Bruttel, Washburne, and VanDongen estimate that the odds that the SARS-CoV-2 virus arose naturally lie between 1 in 100 and 1 in 1,400. However, this estimate only factors in the distribution of cutting sites. The authors also observed a concentration of mutations within the cutting sites that was “extremely unlikely in wild coronaviruses and nearly universal in synthetic viruses.” The estimate drops to a 1 in 100 million chance that SARS-CoV-2 was a naturally-occurring virus if these mutations are factored in. When considering additional criteria, such as the fact that the “sticky ends” where the viruses are “glued” back together all happen to fit perfectly, the authors estimate the odds of a natural origin to be even lower.
The authors conclude that SARS-CoV-2 was assembled in a lab using common methods for assembling viruses. The authors do not speculate on which lab the virus escaped from.

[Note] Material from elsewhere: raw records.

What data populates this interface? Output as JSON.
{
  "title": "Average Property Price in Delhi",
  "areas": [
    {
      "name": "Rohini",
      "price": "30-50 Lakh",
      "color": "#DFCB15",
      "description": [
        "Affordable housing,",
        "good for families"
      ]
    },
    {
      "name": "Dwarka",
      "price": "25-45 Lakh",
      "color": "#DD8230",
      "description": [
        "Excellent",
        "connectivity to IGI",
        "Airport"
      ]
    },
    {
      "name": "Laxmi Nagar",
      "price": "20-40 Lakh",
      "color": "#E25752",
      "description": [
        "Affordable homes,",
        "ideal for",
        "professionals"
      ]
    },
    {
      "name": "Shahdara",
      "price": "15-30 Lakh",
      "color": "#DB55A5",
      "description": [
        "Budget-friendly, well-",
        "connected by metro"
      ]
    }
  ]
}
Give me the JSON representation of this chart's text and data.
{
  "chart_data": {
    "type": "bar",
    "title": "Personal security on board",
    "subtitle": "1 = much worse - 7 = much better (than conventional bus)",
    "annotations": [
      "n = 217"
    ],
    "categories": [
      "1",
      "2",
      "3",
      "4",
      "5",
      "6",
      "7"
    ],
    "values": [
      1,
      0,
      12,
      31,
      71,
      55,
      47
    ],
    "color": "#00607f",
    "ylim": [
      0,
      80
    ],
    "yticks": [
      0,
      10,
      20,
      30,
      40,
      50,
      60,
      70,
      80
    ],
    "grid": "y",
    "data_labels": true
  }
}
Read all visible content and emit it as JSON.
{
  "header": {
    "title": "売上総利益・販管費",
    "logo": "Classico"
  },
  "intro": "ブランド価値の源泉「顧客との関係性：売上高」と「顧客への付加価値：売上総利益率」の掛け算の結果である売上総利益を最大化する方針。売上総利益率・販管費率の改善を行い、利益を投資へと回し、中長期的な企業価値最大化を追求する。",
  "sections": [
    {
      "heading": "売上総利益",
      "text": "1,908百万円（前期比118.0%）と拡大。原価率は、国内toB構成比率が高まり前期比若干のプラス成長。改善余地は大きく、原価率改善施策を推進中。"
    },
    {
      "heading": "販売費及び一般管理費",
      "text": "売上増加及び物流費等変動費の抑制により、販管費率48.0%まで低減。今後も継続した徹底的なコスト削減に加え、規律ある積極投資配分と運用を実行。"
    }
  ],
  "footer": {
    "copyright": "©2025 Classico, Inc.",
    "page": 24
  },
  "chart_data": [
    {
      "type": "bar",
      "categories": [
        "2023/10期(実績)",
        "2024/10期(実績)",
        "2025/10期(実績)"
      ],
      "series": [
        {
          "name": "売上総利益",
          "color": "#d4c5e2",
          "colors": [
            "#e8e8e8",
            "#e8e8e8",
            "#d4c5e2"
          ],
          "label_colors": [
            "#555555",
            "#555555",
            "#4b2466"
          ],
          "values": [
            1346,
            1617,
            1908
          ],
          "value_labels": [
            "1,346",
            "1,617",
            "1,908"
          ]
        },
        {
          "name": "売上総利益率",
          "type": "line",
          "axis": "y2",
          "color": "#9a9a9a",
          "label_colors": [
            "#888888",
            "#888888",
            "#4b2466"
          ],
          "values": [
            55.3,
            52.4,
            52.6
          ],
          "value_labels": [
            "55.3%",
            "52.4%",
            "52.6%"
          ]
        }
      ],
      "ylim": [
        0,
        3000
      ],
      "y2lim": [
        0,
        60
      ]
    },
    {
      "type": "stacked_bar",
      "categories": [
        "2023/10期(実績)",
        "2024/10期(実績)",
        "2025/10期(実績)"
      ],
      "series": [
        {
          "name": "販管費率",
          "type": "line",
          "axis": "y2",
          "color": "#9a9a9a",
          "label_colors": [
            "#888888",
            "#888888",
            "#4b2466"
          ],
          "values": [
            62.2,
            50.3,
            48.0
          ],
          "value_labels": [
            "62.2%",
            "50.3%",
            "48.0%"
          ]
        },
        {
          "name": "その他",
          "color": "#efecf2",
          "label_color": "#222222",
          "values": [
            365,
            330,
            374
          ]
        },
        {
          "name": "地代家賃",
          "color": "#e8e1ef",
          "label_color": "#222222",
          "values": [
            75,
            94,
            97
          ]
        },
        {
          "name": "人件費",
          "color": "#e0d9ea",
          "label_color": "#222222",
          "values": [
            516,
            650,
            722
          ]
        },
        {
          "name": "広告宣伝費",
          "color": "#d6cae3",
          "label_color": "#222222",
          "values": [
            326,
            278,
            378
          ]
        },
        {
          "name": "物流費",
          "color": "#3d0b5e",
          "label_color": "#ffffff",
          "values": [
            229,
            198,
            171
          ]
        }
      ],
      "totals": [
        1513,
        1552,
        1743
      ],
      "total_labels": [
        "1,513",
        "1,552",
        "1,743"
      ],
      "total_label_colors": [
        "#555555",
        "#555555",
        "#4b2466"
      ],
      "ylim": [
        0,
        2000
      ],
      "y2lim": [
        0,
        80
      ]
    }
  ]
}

In response to the new study, Kristian Andersen, the leading author of the Proximal Origin paper—the Dr. Anthony Fauci-led effort to dispel the lab leak theory—went on Twitter to slam the new study as “kindergarten molecular biology.” Andersen’s criticism is that cutting sites are common in naturally occurring SARS viruses. However, this criticism does not explain the very unusual placement of cutting sites in SARS-CoV-2.
The Proximal Origin paper itself, which boldly proclaimed that “our analyses clearly show that SARS-CoV-2 is not a laboratory construct or a purposefully manipulated virus,” has been dismissed after it emerged that Andersen and his co-authors had relied on an obsolete database for their findings.
Notably, Andersen told Fauci privately that SARS-CoV-2 looked engineered, while publicly pushing the natural origin narrative. Fauci was director of the National Institute of Allergy and Infectious Diseases (NIAID) at the time. He will resign from the position in December.
Andersen and a group of other scientists who receive funding from Fauci’s NIAID also co-authored another natural origin paper that declared their “analyses provide dispositive evidence for the emergence of SARS-CoV-2 via the live wildlife trade.” That paper, too, has since been criticized for its reliance on faulty data.
While there is still no dispositive evidence on either side of the origin debate, it is noteworthy that the papers from natural origin advocates tend to make grand claims of indisputable evidence. In contrast, the authors of the new study have invited criticism and debate of their findings and are engaging with such criticism online.
Although it is too early to reach a final verdict on the new study, which is still subject to peer review, its methodology offers for the first time a path to solving the COVID-19 origin puzzle without having to rely on data that is being withheld by the Chinese Communist Party.